Give the other 2 at exactly 3 weeks from the previous one. You are late on the one that is due by over a week! Get it done TOMORROW! Then in 3 weeks get the last one done.

Some vets would tell you if you go over 4 weeks in between shots you should start over, but I would not. Just do the one that is due IMMEDIATELY


----------



## remymartin511 (May 17, 2011)

Boogieman said:


> That is correct. The protocol is 4 sets of shots for a puppy. You are right on schedule.

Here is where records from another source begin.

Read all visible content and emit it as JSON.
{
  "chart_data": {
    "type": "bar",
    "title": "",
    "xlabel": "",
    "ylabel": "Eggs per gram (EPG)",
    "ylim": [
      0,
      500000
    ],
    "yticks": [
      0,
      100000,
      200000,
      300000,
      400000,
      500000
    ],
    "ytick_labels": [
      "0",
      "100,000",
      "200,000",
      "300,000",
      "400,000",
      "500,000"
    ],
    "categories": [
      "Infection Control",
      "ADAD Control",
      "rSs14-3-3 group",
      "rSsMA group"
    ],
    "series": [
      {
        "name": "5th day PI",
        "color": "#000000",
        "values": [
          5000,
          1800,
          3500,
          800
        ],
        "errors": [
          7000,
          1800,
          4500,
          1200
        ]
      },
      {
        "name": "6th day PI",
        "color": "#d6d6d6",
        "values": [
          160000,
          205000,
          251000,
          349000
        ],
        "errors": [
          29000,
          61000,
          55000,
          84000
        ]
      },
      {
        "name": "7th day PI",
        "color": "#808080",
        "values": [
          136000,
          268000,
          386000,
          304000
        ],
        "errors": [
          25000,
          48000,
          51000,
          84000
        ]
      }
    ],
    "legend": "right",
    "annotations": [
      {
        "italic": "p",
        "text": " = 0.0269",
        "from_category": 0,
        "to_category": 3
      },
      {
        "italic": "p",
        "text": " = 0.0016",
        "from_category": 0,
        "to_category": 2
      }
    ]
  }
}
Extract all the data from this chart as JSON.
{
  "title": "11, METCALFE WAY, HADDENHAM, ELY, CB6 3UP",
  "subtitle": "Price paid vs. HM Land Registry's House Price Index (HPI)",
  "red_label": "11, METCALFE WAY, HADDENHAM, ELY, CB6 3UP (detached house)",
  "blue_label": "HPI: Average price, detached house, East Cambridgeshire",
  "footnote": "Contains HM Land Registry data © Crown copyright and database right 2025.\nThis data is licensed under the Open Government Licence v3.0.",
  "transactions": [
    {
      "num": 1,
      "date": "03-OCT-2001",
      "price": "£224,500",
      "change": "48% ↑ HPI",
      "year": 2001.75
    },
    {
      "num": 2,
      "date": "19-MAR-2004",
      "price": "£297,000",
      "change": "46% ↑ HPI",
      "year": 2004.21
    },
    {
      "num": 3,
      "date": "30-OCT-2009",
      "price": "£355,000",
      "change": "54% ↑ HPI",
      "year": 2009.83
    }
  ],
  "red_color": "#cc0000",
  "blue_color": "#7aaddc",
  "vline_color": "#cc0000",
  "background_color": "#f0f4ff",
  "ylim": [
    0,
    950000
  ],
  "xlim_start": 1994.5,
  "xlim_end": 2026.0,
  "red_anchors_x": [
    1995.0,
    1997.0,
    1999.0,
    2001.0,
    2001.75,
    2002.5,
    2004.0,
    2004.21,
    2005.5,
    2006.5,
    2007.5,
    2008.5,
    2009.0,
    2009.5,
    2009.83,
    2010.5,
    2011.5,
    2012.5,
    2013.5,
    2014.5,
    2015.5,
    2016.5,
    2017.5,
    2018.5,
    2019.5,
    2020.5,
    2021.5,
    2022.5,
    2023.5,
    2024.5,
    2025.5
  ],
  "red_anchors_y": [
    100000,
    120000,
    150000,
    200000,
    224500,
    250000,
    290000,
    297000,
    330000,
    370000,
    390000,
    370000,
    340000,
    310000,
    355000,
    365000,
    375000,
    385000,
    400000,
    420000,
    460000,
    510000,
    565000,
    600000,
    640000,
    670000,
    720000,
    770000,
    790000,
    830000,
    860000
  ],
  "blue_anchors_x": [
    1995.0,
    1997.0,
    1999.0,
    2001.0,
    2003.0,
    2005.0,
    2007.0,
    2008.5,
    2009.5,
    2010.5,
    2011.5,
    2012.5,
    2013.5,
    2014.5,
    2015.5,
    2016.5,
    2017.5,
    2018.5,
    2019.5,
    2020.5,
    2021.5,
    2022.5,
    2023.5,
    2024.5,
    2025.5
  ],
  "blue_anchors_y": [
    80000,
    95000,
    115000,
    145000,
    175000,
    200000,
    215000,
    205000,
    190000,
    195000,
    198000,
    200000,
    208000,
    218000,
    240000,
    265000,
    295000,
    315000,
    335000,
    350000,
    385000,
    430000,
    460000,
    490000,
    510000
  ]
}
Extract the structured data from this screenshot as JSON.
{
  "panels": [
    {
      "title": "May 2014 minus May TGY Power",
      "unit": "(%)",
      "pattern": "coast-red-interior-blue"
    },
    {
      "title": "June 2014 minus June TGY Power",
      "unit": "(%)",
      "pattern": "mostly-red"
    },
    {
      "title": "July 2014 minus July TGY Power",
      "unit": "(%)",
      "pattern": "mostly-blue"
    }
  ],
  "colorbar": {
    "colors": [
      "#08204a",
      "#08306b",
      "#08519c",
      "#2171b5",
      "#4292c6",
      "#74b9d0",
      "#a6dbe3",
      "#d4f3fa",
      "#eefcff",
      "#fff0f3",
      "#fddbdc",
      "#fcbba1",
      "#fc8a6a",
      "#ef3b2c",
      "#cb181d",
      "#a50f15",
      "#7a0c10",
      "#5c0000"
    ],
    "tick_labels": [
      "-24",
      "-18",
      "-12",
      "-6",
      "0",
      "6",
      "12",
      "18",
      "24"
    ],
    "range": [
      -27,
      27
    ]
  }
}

Well, including the dose I just gave him yesterday he would be at 5 sets at 18 weeks, not including his annual booster shot. The swelling has gone down a bit and his breathing is just fine, he's been resting alot today though, everytime I go outside for him he's asleep, lol. We just went for another walk and he wasn't breathing extremely hard, he was actually keeping pace. And for the earlier posts, yes I didn't go all the way in with the syringe, so your logic makes sense. I'll have to go a bit deeper this next time around. I'll keep you guys posted if anything else comes up.


----------



## remymartin511 (May 17, 2011)

Boogieman said:


> Give the other 2 at exactly 3 weeks from the previous one. Some vets would tell you if you go over 4 weeks in between shots you should start over, but I would not. Just do the one that is due IMMEDIATELY


k, so I'm at 4/25, then 5/18, and this last one I gave him was at 6/8/11. I'll keep it at a 3 week gap for the next two sets of shot, which is what my pamphlet states. I must've read it wrong, lol. My bad.


----------



## Boogieman (May 27, 2011)

OK if you gave him one yesterday, and that is his 3rd set. Give one more in 3 weeks (4 sets total not 5) and you are done except for rabies if you haven't given that yet. Give it around 4 months old or a little more.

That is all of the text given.